Tips para Elegir un Protector Solar

Aprende las diferencias entre un bloqueador y un protector solar, los diferentes tipos de rayos y otros detalles importantes sobre el uso de estos productos.

Tips para elegir un bloqueador solar. Diferencias entre bloqueador y protector solar. Factor de proteccion solar.

La exposición al sol sin protección hace que la piel se reseque, pierda colágeno y elastina, y activa la acción de los radicales libres.

Protectores y Bloqueadores Solares

El cuidado de nuestra piel es fundamental para un completo bienestar. No hablamos aquí de imperfecciones y estética, sino de conservar en las mejores condiciones posibles el órgano más extenso de nuestro cuerpo, y para ello es importante saber elegir un protector solar, producto fundamental en estos días.

Tomar el sol no sólo es un medio de broncear la piel y mantenerla atractiva en el verano, sino que también es necesario para un correcto funcionamiento orgánico, en especial en la producción y fijación de determinados nutrientes, como vitaminas esenciales. Pero las condiciones de la capa atmosférica, que provee menos bloqueo a los nocivos rayos ultravioleta, hace necesario que nuestra exposición sea siempre con un producto que preserve a las células de nuestra epidermis.

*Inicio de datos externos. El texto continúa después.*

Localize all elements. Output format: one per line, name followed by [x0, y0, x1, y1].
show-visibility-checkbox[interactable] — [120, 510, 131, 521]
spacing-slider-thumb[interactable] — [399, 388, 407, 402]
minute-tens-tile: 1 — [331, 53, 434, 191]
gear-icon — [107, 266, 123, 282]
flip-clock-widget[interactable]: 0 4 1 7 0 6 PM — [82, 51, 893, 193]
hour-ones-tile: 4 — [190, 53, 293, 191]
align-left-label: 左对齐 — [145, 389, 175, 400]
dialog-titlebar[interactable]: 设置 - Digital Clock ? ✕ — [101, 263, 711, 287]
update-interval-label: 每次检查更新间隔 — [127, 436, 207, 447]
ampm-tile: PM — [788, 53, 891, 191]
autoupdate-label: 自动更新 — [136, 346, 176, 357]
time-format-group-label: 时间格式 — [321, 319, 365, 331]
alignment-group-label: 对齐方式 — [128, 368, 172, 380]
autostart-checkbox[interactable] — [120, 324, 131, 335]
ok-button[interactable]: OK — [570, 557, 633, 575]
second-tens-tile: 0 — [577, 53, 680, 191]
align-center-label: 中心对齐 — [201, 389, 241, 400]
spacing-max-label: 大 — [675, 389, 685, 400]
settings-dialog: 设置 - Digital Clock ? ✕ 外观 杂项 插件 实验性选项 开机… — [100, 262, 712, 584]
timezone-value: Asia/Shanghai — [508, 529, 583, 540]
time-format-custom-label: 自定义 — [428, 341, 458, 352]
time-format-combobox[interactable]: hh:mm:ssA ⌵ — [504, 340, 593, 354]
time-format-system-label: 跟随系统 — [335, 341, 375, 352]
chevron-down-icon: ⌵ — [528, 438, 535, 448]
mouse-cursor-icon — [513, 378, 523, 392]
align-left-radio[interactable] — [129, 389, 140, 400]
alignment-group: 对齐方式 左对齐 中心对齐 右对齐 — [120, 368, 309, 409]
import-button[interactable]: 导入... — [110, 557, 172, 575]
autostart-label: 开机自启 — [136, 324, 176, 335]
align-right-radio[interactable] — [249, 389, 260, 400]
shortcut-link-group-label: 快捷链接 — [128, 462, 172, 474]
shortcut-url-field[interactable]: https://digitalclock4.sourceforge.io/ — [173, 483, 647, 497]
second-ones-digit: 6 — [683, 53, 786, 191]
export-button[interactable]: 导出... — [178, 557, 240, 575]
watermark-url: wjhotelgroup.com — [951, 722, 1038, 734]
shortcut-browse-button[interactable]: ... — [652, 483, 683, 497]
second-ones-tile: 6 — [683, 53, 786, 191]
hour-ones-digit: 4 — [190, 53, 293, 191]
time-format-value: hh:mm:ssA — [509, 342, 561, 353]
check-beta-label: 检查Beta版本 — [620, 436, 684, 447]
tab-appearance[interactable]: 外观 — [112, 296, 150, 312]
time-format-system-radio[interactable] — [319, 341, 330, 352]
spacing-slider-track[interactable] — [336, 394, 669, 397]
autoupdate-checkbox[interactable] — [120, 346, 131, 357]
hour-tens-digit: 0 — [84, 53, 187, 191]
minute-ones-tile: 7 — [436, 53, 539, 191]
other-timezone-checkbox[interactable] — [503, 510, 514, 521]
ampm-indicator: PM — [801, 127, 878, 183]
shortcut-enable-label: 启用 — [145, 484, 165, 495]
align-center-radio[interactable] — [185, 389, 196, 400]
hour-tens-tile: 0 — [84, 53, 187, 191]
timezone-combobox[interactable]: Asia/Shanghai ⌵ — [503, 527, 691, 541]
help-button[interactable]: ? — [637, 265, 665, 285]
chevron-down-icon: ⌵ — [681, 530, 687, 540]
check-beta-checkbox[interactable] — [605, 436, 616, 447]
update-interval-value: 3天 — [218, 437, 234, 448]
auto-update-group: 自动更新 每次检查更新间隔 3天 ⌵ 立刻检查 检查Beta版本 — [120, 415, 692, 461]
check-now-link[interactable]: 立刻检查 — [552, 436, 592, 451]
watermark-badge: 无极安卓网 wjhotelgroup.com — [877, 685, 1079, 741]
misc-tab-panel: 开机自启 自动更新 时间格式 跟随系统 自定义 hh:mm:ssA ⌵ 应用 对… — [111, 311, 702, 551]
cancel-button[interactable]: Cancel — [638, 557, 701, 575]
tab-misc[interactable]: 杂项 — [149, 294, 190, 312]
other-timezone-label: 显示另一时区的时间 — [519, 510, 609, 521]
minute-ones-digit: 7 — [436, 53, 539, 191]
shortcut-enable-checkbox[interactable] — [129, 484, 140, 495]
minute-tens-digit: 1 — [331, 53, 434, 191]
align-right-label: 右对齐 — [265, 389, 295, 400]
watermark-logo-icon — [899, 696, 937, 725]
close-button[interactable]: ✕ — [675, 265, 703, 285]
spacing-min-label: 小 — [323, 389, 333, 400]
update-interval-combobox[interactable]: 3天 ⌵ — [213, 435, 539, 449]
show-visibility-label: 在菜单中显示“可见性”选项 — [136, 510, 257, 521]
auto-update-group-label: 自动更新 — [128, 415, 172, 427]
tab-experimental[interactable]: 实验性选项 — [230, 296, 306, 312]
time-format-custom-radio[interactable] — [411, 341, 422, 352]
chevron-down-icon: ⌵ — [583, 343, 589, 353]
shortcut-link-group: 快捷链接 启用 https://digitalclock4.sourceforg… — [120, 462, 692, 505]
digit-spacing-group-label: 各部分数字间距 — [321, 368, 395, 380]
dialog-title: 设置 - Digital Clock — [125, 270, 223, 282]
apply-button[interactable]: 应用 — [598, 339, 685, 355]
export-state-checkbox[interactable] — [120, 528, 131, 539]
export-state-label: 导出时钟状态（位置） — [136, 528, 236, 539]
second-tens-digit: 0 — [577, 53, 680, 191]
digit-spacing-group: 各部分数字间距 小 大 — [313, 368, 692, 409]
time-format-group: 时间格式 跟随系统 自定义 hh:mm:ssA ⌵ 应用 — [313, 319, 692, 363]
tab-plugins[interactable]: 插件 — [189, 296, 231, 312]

Contrariamente a sus virtudes, la exposición sin protección al sol hace que la piel se reseque, pierda colágeno y elastina, activa la acción de los radicales libres (provocando arrugas y líneas de expresión, envejeciéndola prematuramente). Por si fuera poco, esto también es una de las causas principales del desarrollo de cáncer de piel.

Cada protector y bloqueador posee una clasificación numérica, denominada el "factor" (FPS o SPF). Cuanto mayor sea el número, mayor protección tiene el producto.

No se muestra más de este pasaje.